Wanna see the current ss.org interview live, and help out/check out/meet/heckle a fellow board member?

Nevermore, at Jaxx in Springfield, VA w/Division and two other to-be-named locals, Aug. 29th. If you're interested in coming, drop me a pm or email, as I can, uh, help out with saving TicketBastard charges on tickets. 

Nevermore is doing a full set, not the 20 minutes they get on Gigantour.

<end of plug>


----------



## Metal Ken (Aug 10, 2005)

Can you move the whole thing to Tampa?


----------



## eaeolian (Aug 10, 2005)

HateBreeder said:


> Can you move the whole thing to Tampa?



Not without a very big truck...


----------



## eleven59 (Aug 11, 2005)

How 'bout a full-scale tour, stopping everywhere someone on ss.org lives?


----------



## grimmchaos (Aug 11, 2005)

eleven59 said:


> How 'bout a full-scale tour, stopping everywhere someone on ss.org lives?



Yeah, I'd get in on that!


----------



## eaeolian (Aug 11, 2005)

eleven59 said:


> How 'bout a full-scale tour, stopping everywhere someone on ss.org lives?



Hey, I'd love to.
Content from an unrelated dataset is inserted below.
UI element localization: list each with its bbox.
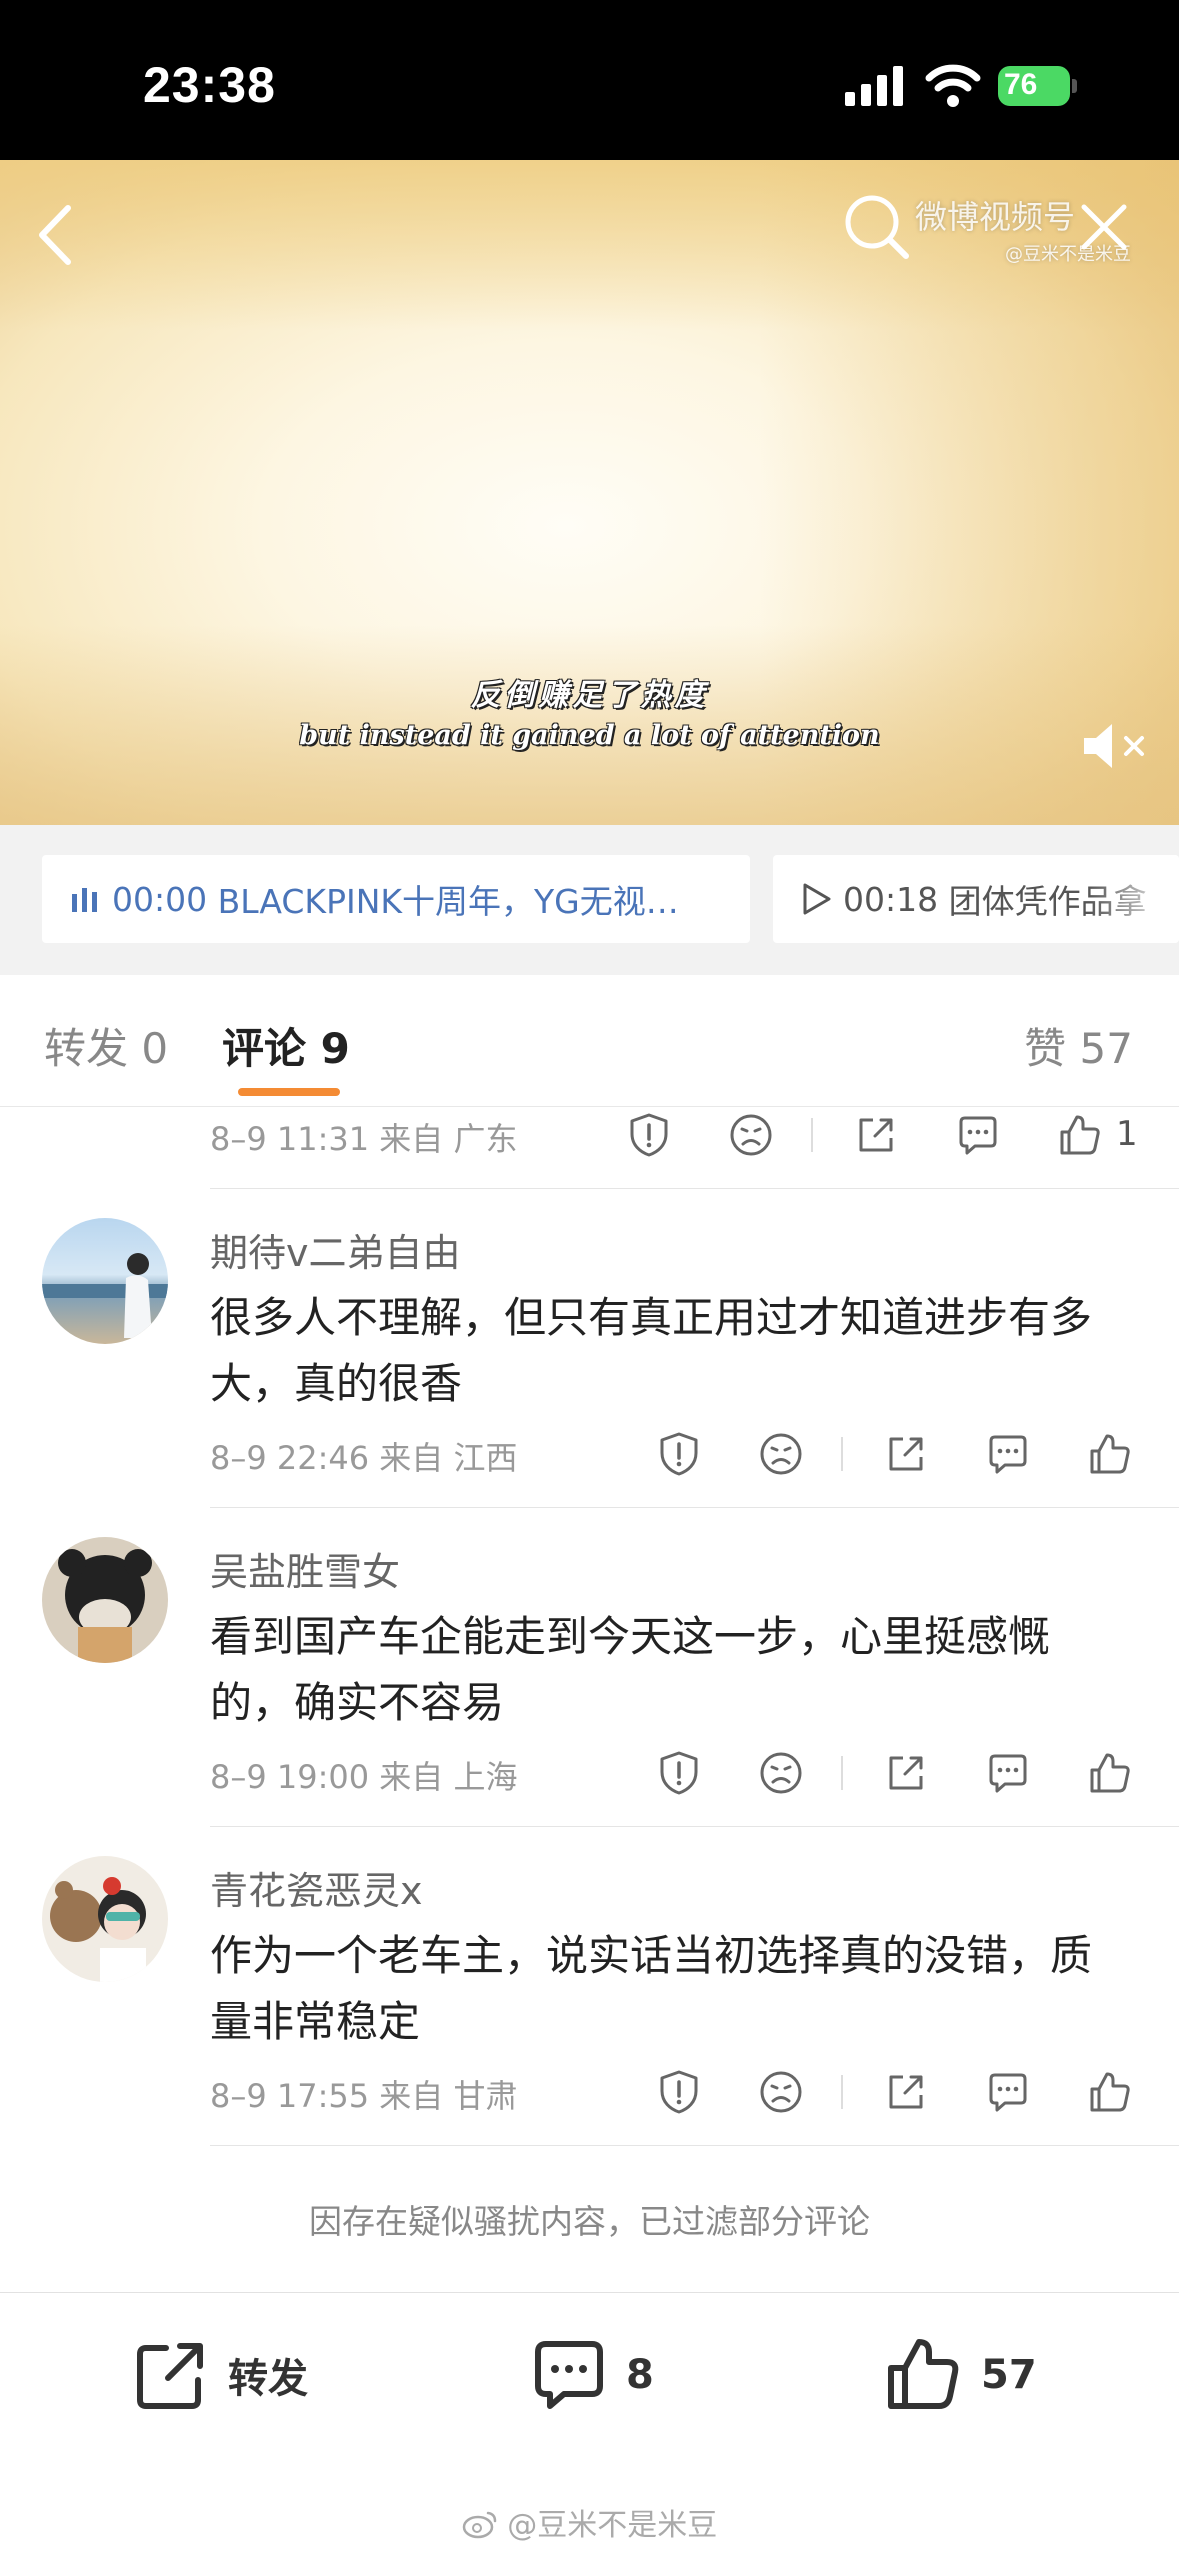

All we need is someone to underwrite it...


----------



## Robotechnology (Aug 26, 2005)

I might condsider finding someone to drive down with. I checked mapquest and they said there were 4 different Springfield's in VA. Is that Fairfax, Page, York, or Rockbridge. Please say Fairfax because it's the only one that's reasonable distance (490 miles roundtrip). I missed their Gigantour set because they had 'em start at 4:50! Tickets showed 5 PM start time and I never would have thought Dillinger Escape Plan and Fear Factory would have started AFTER Nevermore!


----------



## Bastard Toadflax (Aug 26, 2005)

At the gigantour i saw, it seemed like a lot more than 20 minutes of nevermore...not that im complaining...


----------



## noodles (Aug 26, 2005)

Unfortunately, this show got canceled. Supposedly they're going to come back through before the end of the year, though.


----------